The Present is Haunted by the Past
When Hamlet's father tells him that "the time is out of joint," he essentially codified the most important convention of Gothic literature: something horrible happened in the past and the reverberations from that event continue to haunt the present. The idea of haunting is central to the first Gothic novel, Horace Walpole's The Castle of Otranto: the usurpation of the throne generations ago has resulted in both a tyrant acting as prince and the intrusion of specters from the past into the present. The fictions that followed Walpole's Gothic mode applied that convention as a tenet of faith.

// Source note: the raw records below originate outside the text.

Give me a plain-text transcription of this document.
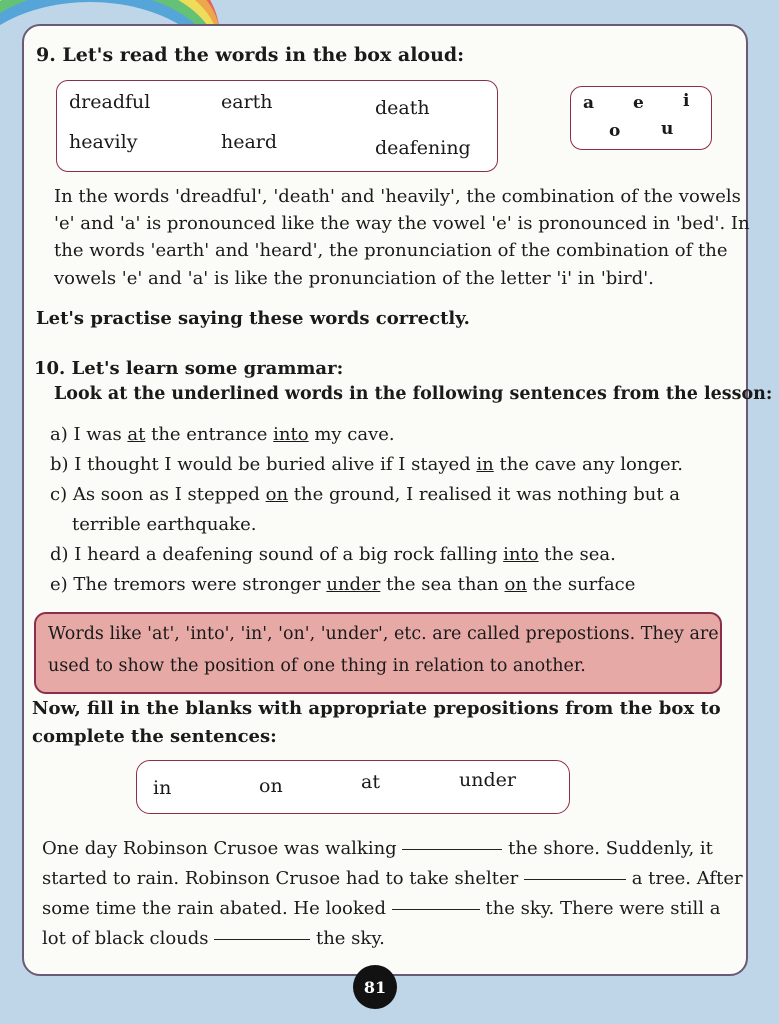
9. Let's read the words in the box aloud:
dreadful	earth	death
heavily	heard	deafening
a e i
o u
In the words 'dreadful', 'death' and 'heavily', the combination of the vowels
'e' and 'a' is pronounced like the way the vowel 'e' is pronounced in 'bed'. In
the words 'earth' and 'heard', the pronunciation of the combination of the
vowels 'e' and 'a' is like the pronunciation of the letter 'i' in 'bird'.
Let's practise saying these words correctly.
10. Let's learn some grammar:
Look at the underlined words in the following sentences from the lesson:
a) I was at the entrance into my cave.
b) I thought I would be buried alive if I stayed in the cave any longer.
c) As soon as I stepped on the ground, I realised it was nothing but a
terrible earthquake.
d) I heard a deafening sound of a big rock falling into the sea.
e) The tremors were stronger under the sea than on the surface
Words like 'at', 'into', 'in', 'on', 'under', etc. are called prepostions. They are
used to show the position of one thing in relation to another.
Now, fill in the blanks with appropriate prepositions from the box to
complete the sentences:
in	on	at	under
One day Robinson Crusoe was walking	the shore. Suddenly, it
started to rain. Robinson Crusoe had to take shelter	a tree. After
some time the rain abated. He looked	the sky. There were still a
lot of black clouds	the sky.
81
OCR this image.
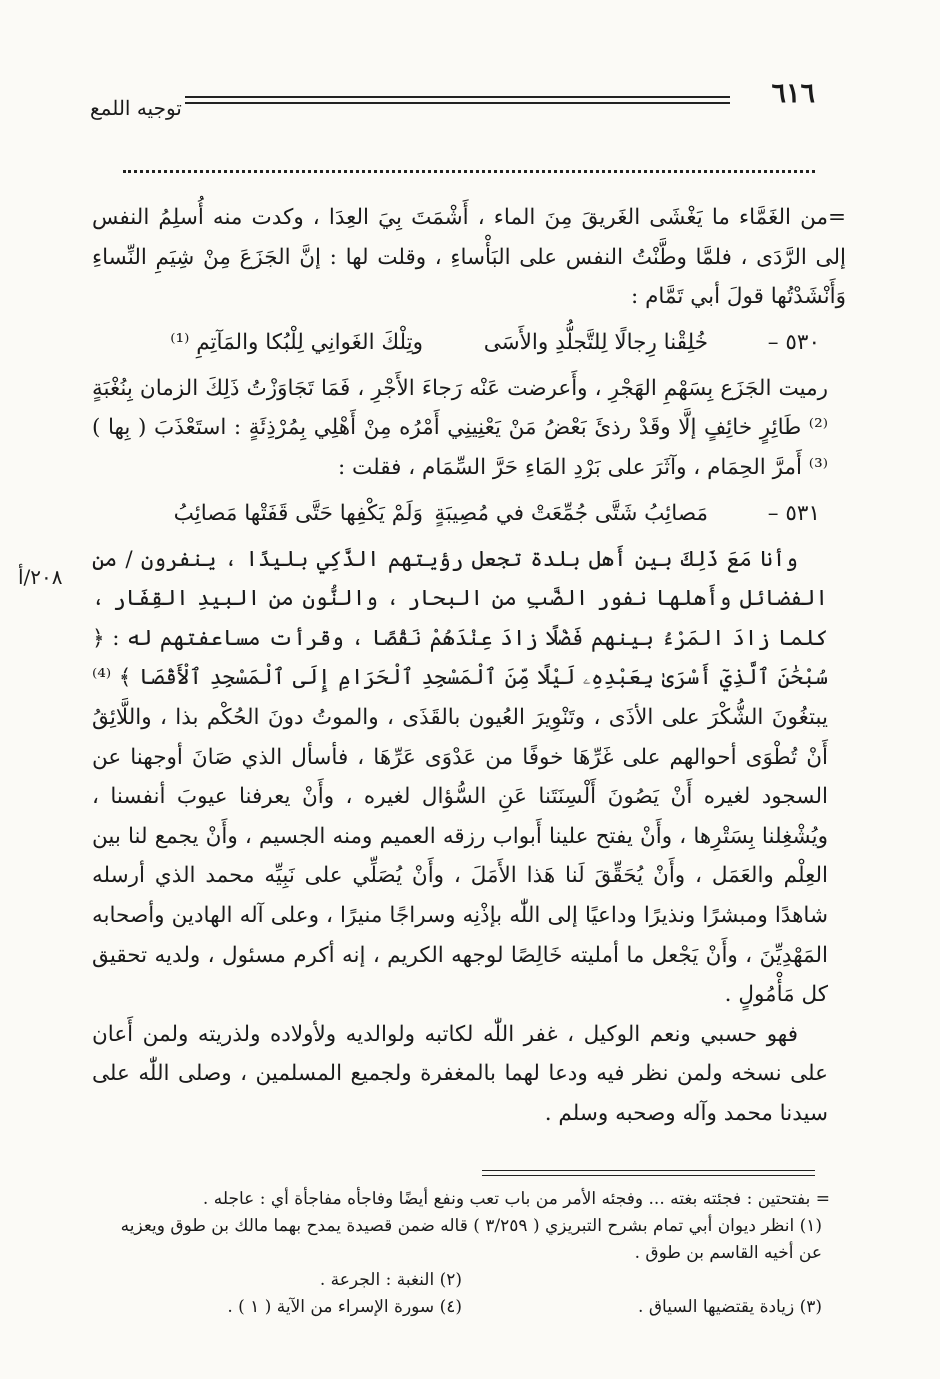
٦١٦
توجيه اللمع

=من الغَمَّاء ما يَغْشَى الغَريقَ مِنَ الماء ، أَشْمَتَ بِيَ العِدَا ، وكدت منه أُسلِمُ النفس إلى الرَّدَى ، فلمَّا وطَّنْتُ النفس على البَأْساءِ ، وقلت لها : إنَّ الجَزَعَ مِنْ شِيَمِ النِّساءِ وَأَنْشَدْتُها قولَ أبي تَمَّام :

٥٣٠ –
خُلِقْنا رِجالًا لِلتَّجلُّدِ والأَسَى
وتِلْكَ الغَوانِي لِلْبُكا والمَآتِمِ ⁽¹⁾

رميت الجَزَع بِسَهْمِ الهَجْرِ ، وأَعرضت عَنْه رَجاءَ الأَجْرِ ، فَمَا تَجَاوَزْتُ ذَلِكَ الزمان بِنُغْبَةٍ ⁽²⁾ طَائِرٍ خائِفٍ إلَّا وقَدْ رذئَ بَعْضُ مَنْ يَعْنِينِي أَمْرُه مِنْ أَهْلِي بِمُرْذِئَةٍ : استَعْذَبَ ( بِها ) ⁽³⁾ أَمرَّ الحِمَام ، وآثَرَ على بَرْدِ المَاءِ حَرَّ السِّمَام ، فقلت :

٥٣١ –
مَصائِبُ شَتَّى جُمِّعَتْ في مُصِيبَةٍ
وَلَمْ يَكْفِها حَتَّى قَفَتْها مَصائِبُ

وأنا مَعَ ذَلِكَ بين أَهل بلدة تجعل رؤيتهم الذَّكِي بليدًا ، ينفرون / من الفضائل وأَهلها نفور الضَّبِ من البحار ، والنُّون من البيدِ القِفَار ، كلما زادَ المَرْءُ بينهم فَضْلًا زادَ عِنْدَهُمْ نَقْصًا ، وقرأت مساعفتهم له : ﴿ سُبْحَٰنَ ٱلَّذِيٓ أَسْرَىٰ بِعَبْدِهِۦ لَيْلًا مِّنَ ٱلْمَسْجِدِ ٱلْحَرَامِ إِلَى ٱلْمَسْجِدِ ٱلْأَقْصَا ﴾ ⁽⁴⁾ يبتغُونَ الشُّكْرَ على الأذَى ، وتَنْوِيرَ العُيون بالقَذَى ، والموتُ دونَ الحُكْم بذا ، واللَّائِقُ أَنْ تُطْوَى أحوالهم على غَرِّهَا خوفًا من عَدْوَى عَرِّهَا ، فأسأل الذي صَانَ أوجهنا عن السجود لغيره أَنْ يَصُونَ أَلْسِنَتَنا عَنِ السُّؤال لغيره ، وأَنْ يعرفنا عيوبَ أنفسنا ، ويُشْغِلنا بِسَتْرِها ، وأَنْ يفتح علينا أَبواب رزقه العميم ومنه الجسيم ، وأَنْ يجمع لنا بين العِلْم والعَمَل ، وأَنْ يُحَقِّقَ لَنا هَذا الأَمَلَ ، وأَنْ يُصَلِّي على نَبِيِّه محمد الذي أرسله شاهدًا ومبشرًا ونذيرًا وداعيًا إلى اللّٰه بإذْنِه وسراجًا منيرًا ، وعلى آله الهادين وأصحابه المَهْدِيِّنَ ، وأَنْ يَجْعل ما أمليته خَالِصًا لوجهه الكريم ، إنه أكرم مسئول ، ولديه تحقيق كل مَأْمُولٍ .

فهو حسبي ونعم الوكيل ، غفر اللّٰه لكاتبه ولوالديه ولأولاده ولذريته ولمن أَعان على نسخه ولمن نظر فيه ودعا لهما بالمغفرة ولجميع المسلمين ، وصلى اللّٰه على سيدنا محمد وآله وصحبه وسلم .

٢٠٨/أ

= بفتحتين : فجئته بغته ... وفجئه الأمر من باب تعب ونفع أيضًا وفاجأه مفاجأة أي : عاجله .

(١) انظر ديوان أبي تمام بشرح التبريزي ( ٣/٢٥٩ ) قاله ضمن قصيدة يمدح بهما مالك بن طوق ويعزيه عن أخيه القاسم بن طوق .

(٢) النغبة : الجرعة .

(٣) زيادة يقتضيها السياق .
(٤) سورة الإسراء من الآية ( ١ ) .
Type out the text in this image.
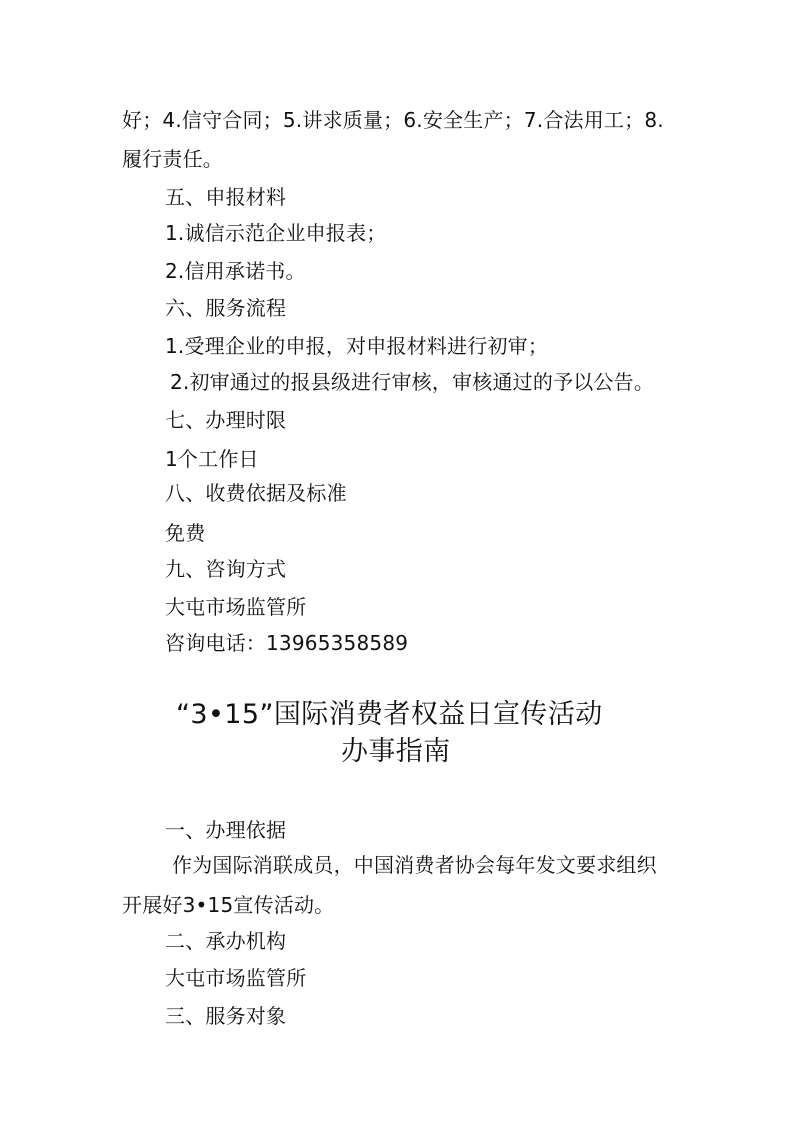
好；4.信守合同；5.讲求质量；6.安全生产；7.合法用工；8.
履行责任。
五、申报材料
1.诚信示范企业申报表；
2.信用承诺书。
六、服务流程
1.受理企业的申报，对申报材料进行初审；
2.初审通过的报县级进行审核，审核通过的予以公告。
七、办理时限
1个工作日
八、收费依据及标准
免费
九、咨询方式
大屯市场监管所
咨询电话：13965358589
“3•15”国际消费者权益日宣传活动
办事指南
一、办理依据
作为国际消联成员，中国消费者协会每年发文要求组织
开展好3•15宣传活动。
二、承办机构
大屯市场监管所
三、服务对象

Your character in Bloodborne similarly finds themselves encountering the troubling echoes of the misdeeds of the past. Why else would your experience points in this game be called "blood echoes"? Of course, you act as a hunter of monsters, dispatching both the transformed residents of Yharnam and the Great Ones who have been beckoned from across the cosmos, but you're forced into that role because of the actions taken by the Healing Church, the Byrgenwerth scholars, and the various hunters of the past generations. In fact, once the night of the hunt begins it's clear that time has stopped working in a linear sense--you meet characters who are long-dead or are otherwise trapped in the Hunter's Dream. One of the endings lets the break the cycle of repeating the past, but the other two keep you firmly within the cycle of disjointed time. The great irony of Bloodborne is that descending into the past to solve the riddle of what went wrong literally makes you part of the problem: if horrors were unleashed by the scholars of Byrgenwerth and the tomb prospectors when they explored the ruins of the ancient Pthumerian civilization, you merely extend the circular nightmare by delving into the history of those explorations.